Penn Law, U.S. Army War College partner to run international strategic crisis negotiation exercise, March 25-27
The University of Pennsylvania Carey Law School, partnering with the U.S. Army War College’s Center for Strategic Leadership, will host a unique, two-day international strategic crisis and negotiation exercise from March 25-27.
Seventy students, organized into nine teams that each represent a different nation, will negotiate through a complex and broad geopolitical crisis centered around the South China Sea. Over a dozen mentors, staff, and faculty are also supporting the exercise, in which students will be tasked to resolve a challenging international dispute with diplomatic, informational, military, legal, and economic factors at play.
This is the third time the Army War College has partnered with the Law School to run a strategic crisis exercise. The program will be led by the Law School’s Theodore K. Warner Professor of Law & Professor of Real Estate Michael Knoll; former U.S. Army War College faculty member and Senior Lecturer in Law Col. (Ret.) Paul McKenney; Ambassador (Ret.) Daniel Shields; and Lecturer in Law Aaron McKenney L’19 WG’19.
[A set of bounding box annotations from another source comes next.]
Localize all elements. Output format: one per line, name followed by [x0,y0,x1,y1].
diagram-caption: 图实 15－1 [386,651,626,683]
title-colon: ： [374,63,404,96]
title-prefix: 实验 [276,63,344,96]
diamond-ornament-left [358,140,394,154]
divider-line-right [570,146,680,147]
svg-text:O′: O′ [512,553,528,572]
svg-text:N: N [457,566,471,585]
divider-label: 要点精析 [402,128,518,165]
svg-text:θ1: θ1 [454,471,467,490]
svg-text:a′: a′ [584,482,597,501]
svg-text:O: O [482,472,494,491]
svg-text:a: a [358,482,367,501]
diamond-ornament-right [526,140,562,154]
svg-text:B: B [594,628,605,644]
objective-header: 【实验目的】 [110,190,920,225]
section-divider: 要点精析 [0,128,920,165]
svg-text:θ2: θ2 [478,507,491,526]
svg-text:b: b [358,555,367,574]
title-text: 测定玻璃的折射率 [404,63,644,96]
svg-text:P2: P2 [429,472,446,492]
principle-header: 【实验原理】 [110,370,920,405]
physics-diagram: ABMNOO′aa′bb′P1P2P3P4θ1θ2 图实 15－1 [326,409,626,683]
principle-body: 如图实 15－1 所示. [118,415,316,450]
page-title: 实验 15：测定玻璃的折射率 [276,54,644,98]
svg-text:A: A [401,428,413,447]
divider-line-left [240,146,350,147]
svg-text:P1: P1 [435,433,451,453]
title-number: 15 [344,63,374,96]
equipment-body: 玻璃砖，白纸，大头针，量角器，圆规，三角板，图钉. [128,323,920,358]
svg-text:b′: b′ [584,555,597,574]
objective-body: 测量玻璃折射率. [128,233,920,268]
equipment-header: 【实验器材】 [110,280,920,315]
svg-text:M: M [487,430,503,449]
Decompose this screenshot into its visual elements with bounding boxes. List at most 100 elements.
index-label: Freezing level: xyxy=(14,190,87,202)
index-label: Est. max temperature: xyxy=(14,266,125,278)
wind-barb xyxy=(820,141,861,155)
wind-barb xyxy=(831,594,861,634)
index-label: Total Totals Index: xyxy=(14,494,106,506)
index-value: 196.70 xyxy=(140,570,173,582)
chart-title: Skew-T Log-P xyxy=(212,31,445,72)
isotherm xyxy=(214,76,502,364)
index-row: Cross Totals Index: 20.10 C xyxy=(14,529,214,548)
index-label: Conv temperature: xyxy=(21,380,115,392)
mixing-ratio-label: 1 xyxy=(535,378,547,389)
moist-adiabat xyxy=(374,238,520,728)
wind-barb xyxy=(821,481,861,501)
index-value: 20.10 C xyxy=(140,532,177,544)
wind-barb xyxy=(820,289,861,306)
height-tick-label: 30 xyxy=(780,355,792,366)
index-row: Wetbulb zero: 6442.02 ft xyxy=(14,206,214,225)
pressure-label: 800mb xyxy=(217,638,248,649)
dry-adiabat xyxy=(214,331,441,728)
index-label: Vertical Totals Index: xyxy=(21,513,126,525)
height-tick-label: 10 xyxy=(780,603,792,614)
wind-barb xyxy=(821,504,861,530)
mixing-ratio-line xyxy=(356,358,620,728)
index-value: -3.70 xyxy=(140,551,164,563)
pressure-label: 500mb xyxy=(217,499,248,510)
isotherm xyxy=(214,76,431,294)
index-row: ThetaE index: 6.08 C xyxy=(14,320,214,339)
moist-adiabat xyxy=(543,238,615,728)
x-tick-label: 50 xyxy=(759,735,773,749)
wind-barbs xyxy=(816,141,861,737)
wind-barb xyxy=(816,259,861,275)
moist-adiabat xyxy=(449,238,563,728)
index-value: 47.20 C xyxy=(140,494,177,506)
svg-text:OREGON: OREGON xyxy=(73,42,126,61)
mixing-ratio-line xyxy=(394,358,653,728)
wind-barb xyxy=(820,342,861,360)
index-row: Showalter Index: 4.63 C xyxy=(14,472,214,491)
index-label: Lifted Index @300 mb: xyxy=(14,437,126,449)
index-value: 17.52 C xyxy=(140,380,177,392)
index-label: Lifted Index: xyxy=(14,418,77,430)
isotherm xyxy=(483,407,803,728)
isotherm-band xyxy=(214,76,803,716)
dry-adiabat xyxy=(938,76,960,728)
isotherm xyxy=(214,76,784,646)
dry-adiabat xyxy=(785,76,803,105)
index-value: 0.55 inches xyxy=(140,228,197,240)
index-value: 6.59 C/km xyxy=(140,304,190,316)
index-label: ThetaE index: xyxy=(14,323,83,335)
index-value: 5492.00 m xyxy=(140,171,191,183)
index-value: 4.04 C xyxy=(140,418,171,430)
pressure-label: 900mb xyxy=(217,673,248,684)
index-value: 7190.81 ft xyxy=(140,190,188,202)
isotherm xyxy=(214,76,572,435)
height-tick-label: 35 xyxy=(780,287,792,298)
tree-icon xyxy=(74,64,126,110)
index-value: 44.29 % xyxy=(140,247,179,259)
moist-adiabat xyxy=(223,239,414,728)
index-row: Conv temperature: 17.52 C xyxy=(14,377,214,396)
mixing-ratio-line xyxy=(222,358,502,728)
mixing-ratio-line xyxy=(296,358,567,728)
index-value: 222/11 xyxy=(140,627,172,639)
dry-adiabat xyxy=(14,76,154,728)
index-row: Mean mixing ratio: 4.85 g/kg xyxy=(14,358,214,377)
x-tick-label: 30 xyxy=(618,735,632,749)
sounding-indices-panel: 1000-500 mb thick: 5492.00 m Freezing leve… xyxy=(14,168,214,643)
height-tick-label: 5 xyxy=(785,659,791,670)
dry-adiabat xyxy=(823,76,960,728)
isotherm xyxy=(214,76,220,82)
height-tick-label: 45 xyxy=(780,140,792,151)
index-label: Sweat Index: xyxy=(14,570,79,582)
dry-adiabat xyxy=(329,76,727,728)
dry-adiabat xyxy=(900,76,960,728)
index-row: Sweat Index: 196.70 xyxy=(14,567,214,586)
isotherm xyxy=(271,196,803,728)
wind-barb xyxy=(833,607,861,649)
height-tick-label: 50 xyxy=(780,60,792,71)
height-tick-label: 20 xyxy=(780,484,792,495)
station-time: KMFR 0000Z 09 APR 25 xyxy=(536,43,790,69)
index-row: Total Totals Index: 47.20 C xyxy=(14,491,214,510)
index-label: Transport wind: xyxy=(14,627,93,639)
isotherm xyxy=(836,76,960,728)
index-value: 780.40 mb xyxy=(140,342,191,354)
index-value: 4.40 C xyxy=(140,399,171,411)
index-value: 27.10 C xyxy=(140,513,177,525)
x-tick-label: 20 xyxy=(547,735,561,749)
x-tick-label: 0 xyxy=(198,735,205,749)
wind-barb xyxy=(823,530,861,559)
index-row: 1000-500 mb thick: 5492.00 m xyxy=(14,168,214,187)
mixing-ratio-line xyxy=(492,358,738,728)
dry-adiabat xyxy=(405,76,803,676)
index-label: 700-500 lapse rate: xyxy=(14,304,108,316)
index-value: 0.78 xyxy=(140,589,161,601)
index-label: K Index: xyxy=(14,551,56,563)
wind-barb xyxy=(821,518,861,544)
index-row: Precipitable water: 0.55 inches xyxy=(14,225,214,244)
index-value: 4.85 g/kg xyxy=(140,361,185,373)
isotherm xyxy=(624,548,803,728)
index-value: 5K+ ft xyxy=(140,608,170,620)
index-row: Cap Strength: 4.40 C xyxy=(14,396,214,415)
“The scenario provides a great opportunity for law students to expand their understanding of negotiations, diplomacy, the military, and, perhaps most importantly, problem-solving and teamwork,” said Aaron McKenney.
Because of COVID-19 limitations, this year’s exercise will be held both on campus and virtually, which, McKenney noted, “adds a new layer of realism to the course in light of different national procedures with respect to the pandemic.” Three teams (Japan, India, and Brunei) will be participating in person, on campus, while the other six (USA, China, Philippines, Vietnam, Indonesia, and Malaysia) will be virtual on Zoom.
Each of the teams will have opportunities to negotiate one-on-one or with multiple teams over the two main exercise days, Friday and Saturday. The innovative format “also provides students another learning point as they will see the advantages and disadvantages of teams working in-person versus virtually and the impact of such factors on negotiations,” said McKenney.
During the simulation, students will navigate the international legal and strategic aspects of the crisis while engaging in intense negotiations, working in teams as well as with counterparts with divergent interests, and participating in conflict de-escalation and resolution.
The volunteer mentors for this year’s exercise include former foreign service officers, retired and former military officers, law firm partners and associates, and academics.
“They will play a key role in helping to coach and guide students and that mentorship can even extend after the course ends,” said McKenney. “Nevertheless, this is a student-run exercise, where students must work together within their team and across other teams to achieve their desired outcomes.”
The U.S. Army War College, one of the five federal senior service colleges, educates senior military and civilian leaders for future strategic leadership assignments. The Center for Strategic Leadership’s areas of emphasis are experiential education, senior leader education, support to Army senior leader research, and support to both Army War College and Army senior leader strategic communication efforts. The Center hosts, supports, develops, and conducts world-class events (workshops, symposia, conferences, games, and exercises) focused on a broad range of strategic leadership and national security issues and concepts in support of the War College, the Army, and the Interagency and Joint Communities.